Джулия буравила Мэтта недоверчивым тяжелым взглядом первые минут пятнадцать, пока он и ее новые родители объясняли ей, кем он ей приходится. В этот раз решение было за ней - продолжать общение или отказываться от объявившегося родственника. Майкл и Ханна считали ее достаточно взрослой, чтобы решать, и мне это чертовски понравилось.
Через двадцать минут с начала встречи Джули уже показывала Мэтту свои кубки и медали за соревнования по гимнастике.
Мэтт был такой неловко-милый, когда подыскивал темы для разговора.
Я люблю его. Всей своей искореженной адовым пламенем душой.
Он не пожалеет о знакомстве с Джули - я знаю, я уверена.
Встреча заканчивается тем, что Джули берет его номер и обещает звонить и писать.
И звонит. И пишет. И не то чтобы Мэтту это не нравится.
Мое собственное состояние не ухудшается долгое время. Если избегать сверхъестественной активности - я и правда чувствую себя живой. Той, кого видит только один человек, но на самом деле мне и не нужен никто другой.
А потом внезапно случился новый симптом.
Мои крылья - те, что я ни разу за несколько месяцев не открывала - они болят.

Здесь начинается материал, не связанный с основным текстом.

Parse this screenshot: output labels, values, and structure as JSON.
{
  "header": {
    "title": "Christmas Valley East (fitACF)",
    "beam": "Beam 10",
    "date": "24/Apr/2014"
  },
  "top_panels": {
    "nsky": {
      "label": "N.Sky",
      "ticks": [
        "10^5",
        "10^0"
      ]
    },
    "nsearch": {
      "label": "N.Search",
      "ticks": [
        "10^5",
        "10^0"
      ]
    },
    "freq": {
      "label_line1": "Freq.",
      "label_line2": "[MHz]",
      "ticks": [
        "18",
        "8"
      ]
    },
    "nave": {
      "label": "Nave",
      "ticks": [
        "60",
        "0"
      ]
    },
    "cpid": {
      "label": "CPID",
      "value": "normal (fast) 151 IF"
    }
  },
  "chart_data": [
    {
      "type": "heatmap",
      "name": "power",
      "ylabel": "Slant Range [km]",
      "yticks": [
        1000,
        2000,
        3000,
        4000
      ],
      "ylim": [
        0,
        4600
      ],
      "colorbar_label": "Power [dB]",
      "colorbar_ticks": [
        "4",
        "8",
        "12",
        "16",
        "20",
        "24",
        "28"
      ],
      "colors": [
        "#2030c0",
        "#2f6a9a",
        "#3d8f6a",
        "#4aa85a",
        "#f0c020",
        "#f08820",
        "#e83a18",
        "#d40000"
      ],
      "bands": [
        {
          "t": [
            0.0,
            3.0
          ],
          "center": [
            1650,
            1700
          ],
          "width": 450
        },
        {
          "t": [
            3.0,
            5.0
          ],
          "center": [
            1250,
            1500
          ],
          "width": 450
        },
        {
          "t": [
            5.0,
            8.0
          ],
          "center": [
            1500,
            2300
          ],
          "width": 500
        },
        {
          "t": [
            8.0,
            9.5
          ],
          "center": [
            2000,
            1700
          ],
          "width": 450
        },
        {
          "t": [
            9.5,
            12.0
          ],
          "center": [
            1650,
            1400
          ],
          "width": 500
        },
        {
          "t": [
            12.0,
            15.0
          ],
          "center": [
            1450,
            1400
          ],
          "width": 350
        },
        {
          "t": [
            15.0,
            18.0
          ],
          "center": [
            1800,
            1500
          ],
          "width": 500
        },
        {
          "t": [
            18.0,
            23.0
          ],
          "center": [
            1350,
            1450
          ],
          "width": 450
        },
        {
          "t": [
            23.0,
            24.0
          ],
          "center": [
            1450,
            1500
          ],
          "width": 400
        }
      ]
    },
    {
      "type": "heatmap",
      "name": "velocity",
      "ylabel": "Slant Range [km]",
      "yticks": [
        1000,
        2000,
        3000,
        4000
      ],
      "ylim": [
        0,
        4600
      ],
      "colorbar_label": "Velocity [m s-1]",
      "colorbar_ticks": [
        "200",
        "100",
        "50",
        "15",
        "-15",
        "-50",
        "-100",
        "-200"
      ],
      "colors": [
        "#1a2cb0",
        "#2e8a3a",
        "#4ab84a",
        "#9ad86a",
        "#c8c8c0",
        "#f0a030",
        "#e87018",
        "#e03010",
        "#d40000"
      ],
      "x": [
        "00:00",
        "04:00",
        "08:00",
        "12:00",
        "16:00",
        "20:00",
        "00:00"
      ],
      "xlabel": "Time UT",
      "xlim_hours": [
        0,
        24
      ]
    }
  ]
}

Сначала - едва заметно, ранним утром. Ноет спина у лопаток, Мэтт - спит. Потом немного жжет позвоночник. Через какое-то время я уже вою от отчаяния, не слыша и не видя ничего вокруг - крылья рвутся наружу, разрывая мою спину надвое.
Я больше не дома.
Безумная, сводящая с ума боль, Мэтт, кричащий, нависающий надо мной, не знающий, чем помочь, и я не выдержала. Я не хотела, чтобы он это видел, и не задумалась, каково будет снова проходить сквозь материю - я просто выскочила из квартиры, из дома, на едва колыхающихся остатках черно-бурых крыльев упала, ударившись об асфальт и почти не заметив этого на общем фоне, из последних сил сползла в какой-то проулок, а потом - в какой-то подвал.
Туда, где он меня не найдет.
Туда, где я смогу спокойно умереть от этой чертовой боли.
Я не умерла.
Агония была долгой. Я не знаю, когда рядом появился Логан. Я не помню, что он мне говорил. Я не помню, как выглядели другие фигуры. Я помню только боль - очень много, много, много боли.
Когда я наконец осознала себя снова, на моей спине были обугленные обрубки.